A few weeks ago, Julian came to me and said he'd like to get a present for the family on Amazon but wasn't sure how to do it because we would see. I held very still so as not to give away the fact that my heart was doing somersaults. Playing it very cool, very chill, we discussed whether or not to have him use his own bank account or just to use my Amazon account and I'd try really hard not to look. We continued on with the day and before we landed on anything, he just went ahead and used his own account and I was like, what? but wait.. meh.. ok. Because that's the kind of parent I am. But anyway. It was so precious to me, this moment, because a) he wanted to get a gift for someone else. He had a thought and it was for others [many exclamation points]. And b) he said to me,
"Ahh now it's hard because I want to tell you but I can't. Is this how it is for you?"

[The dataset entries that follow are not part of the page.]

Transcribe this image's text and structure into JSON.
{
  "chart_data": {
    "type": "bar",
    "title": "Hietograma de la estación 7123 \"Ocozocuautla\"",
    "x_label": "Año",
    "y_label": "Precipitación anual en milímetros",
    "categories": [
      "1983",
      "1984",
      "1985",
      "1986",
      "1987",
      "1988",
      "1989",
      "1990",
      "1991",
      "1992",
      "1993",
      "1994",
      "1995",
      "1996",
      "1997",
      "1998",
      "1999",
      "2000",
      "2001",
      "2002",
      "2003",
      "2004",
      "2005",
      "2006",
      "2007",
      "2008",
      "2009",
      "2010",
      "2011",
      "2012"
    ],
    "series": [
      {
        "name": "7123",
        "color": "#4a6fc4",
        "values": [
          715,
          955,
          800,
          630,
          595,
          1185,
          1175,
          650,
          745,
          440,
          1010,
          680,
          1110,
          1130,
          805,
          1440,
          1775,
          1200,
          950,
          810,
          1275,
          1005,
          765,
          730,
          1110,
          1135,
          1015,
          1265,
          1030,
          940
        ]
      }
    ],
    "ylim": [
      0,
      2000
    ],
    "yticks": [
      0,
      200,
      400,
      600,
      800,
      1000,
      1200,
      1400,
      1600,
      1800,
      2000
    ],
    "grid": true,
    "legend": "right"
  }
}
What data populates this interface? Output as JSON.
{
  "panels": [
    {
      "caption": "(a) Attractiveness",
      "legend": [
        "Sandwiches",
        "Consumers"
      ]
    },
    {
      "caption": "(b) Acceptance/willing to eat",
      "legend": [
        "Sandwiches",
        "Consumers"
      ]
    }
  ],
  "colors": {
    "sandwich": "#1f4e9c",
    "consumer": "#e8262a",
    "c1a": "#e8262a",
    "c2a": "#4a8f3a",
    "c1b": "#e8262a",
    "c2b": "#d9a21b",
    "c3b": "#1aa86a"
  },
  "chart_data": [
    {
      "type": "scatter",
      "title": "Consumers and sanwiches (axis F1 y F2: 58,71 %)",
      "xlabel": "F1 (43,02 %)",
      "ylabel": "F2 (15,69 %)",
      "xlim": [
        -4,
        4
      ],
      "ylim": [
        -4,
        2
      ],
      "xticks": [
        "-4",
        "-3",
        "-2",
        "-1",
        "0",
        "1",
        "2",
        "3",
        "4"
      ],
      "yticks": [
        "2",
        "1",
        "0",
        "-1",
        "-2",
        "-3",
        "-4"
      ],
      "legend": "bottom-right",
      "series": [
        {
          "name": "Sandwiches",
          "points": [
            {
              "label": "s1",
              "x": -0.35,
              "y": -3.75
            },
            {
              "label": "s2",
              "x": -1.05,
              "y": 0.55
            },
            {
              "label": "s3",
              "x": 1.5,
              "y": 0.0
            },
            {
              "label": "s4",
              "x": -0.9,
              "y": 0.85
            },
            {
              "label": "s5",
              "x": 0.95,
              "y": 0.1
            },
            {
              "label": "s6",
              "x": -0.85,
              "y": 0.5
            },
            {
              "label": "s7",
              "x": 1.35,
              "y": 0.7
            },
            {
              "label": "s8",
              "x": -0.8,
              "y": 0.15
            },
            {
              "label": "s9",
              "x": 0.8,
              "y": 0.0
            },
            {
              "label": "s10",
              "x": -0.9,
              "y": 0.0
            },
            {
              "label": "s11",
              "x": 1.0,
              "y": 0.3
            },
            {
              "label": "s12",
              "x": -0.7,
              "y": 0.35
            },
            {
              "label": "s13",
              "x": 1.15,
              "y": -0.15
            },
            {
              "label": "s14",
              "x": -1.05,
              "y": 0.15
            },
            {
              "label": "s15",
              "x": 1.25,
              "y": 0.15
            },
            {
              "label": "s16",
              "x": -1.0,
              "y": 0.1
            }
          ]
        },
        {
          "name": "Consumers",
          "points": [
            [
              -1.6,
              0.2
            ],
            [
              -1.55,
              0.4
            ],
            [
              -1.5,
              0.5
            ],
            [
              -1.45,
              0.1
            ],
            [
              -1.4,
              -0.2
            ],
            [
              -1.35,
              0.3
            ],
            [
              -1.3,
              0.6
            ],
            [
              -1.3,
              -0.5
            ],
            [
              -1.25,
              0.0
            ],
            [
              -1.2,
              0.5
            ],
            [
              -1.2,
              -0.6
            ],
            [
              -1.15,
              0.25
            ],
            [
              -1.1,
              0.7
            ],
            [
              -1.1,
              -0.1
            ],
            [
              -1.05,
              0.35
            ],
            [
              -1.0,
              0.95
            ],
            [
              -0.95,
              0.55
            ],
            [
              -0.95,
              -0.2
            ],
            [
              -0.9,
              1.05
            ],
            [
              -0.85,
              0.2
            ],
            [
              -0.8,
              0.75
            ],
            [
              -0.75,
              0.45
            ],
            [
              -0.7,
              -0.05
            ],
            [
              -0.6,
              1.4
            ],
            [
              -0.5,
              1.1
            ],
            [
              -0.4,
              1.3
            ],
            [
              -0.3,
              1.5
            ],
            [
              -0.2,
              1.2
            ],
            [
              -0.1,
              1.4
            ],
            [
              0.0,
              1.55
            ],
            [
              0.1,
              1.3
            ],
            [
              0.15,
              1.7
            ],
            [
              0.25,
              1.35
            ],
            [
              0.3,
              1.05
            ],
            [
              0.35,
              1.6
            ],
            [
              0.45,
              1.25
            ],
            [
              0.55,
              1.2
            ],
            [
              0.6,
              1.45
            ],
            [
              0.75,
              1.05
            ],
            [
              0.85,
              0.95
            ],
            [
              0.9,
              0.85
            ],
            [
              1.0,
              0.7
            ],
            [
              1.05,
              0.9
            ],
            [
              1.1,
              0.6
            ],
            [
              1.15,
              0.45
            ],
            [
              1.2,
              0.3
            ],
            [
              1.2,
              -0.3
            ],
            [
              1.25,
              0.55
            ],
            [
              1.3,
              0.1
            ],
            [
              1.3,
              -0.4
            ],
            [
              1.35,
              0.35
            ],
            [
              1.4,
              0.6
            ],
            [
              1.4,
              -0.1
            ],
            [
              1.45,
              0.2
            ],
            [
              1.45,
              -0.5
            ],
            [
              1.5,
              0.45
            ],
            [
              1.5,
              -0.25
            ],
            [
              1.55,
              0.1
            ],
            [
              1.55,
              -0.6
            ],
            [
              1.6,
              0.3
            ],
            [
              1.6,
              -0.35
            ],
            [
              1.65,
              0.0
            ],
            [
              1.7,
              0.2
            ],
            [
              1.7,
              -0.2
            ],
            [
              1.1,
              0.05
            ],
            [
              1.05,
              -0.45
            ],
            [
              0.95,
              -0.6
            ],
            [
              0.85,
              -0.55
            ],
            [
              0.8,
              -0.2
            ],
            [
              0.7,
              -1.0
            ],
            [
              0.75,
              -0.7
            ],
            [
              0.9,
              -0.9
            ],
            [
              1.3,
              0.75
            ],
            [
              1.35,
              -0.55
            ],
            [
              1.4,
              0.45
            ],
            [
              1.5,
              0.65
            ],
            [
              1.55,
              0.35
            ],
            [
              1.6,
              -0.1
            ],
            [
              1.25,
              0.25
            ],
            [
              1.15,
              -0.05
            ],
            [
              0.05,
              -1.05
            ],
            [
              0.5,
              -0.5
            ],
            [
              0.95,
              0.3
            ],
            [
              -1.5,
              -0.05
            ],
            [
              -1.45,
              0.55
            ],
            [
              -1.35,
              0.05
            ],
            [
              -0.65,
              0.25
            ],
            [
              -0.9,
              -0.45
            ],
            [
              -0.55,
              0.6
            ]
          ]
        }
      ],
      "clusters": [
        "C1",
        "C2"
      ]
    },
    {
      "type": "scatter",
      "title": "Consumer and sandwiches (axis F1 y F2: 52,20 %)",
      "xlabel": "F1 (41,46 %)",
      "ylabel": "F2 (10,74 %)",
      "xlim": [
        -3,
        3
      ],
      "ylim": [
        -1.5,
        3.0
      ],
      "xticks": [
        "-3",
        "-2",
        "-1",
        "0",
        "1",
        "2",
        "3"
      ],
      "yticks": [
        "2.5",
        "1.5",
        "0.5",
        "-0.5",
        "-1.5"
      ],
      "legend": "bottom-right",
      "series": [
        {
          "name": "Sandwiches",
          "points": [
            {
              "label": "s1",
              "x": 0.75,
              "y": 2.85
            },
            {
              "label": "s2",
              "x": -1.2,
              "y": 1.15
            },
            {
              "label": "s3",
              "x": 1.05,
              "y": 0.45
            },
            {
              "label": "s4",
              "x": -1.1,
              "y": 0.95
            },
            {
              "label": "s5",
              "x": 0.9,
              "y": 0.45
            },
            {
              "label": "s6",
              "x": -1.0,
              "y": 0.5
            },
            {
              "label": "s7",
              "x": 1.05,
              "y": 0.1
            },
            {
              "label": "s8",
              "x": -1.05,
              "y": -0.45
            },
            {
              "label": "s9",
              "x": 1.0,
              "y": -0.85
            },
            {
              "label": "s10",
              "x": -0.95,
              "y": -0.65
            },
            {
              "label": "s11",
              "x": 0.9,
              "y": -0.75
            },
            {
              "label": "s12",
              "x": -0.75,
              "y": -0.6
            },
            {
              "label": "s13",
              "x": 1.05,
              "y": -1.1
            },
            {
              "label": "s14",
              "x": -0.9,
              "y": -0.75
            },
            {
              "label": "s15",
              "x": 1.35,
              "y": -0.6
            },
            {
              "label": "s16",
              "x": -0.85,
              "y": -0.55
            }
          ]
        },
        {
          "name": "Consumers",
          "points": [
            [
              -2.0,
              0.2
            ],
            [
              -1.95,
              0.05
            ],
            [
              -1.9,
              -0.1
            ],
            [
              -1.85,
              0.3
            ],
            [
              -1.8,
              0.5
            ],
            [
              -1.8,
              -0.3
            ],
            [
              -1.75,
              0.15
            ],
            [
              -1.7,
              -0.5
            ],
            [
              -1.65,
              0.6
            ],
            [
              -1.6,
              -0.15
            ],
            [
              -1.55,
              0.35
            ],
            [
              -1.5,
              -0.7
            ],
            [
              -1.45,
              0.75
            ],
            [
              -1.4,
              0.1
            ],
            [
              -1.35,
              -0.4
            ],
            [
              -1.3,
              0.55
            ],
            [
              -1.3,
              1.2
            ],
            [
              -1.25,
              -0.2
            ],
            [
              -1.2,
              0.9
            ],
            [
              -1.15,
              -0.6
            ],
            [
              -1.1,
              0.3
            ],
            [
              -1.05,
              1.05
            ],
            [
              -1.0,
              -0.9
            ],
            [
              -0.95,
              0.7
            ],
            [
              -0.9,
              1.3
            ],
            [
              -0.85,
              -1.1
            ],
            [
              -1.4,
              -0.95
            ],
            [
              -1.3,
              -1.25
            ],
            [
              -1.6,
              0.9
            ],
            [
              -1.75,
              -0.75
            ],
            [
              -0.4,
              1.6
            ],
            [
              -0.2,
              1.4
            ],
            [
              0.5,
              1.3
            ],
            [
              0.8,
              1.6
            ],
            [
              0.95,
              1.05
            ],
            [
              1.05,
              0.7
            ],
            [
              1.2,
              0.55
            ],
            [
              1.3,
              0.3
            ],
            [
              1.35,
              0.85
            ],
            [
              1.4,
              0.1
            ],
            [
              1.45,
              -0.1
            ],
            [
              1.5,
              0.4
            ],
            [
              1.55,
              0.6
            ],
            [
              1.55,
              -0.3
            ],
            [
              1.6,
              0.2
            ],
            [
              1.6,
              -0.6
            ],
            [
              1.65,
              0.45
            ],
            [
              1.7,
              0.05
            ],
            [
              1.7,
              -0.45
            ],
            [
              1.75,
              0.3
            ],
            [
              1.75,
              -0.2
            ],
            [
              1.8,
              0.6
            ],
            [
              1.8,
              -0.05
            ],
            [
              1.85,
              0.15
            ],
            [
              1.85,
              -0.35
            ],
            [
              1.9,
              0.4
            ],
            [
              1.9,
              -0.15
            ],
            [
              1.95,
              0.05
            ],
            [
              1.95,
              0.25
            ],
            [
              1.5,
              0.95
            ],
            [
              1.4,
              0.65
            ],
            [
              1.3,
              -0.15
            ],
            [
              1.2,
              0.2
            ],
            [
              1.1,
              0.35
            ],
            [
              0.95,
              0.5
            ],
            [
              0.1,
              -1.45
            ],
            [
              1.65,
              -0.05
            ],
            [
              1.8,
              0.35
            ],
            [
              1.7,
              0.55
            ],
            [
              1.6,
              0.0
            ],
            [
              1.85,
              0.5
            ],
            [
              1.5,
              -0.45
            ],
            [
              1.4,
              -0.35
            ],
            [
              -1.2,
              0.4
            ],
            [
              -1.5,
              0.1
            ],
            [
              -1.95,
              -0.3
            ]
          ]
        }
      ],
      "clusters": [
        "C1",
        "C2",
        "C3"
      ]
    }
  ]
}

Heeheeheehahaha. I laughed and nodded, very assuredly and very pleased,
"Yes. It is very fun."
Discovering for the first time in his life the feeling of anticipating someone else's pleasure or joy. "This is... new. It's... different?" We often refer to him as the humanoid-- ok, not really. It's a term he's lately used to refer to himself and I told him I am totally using that. So yeah. Watching him is sometimes like watching the excellent episodes of Star Trek NG when Data is trying to be more human or has a strange opportunity to experience it. We delight in it-- things trying to be more human. Or at least I do. (Data episodes were always the best ones) Why? I don't know. But this moment was magic.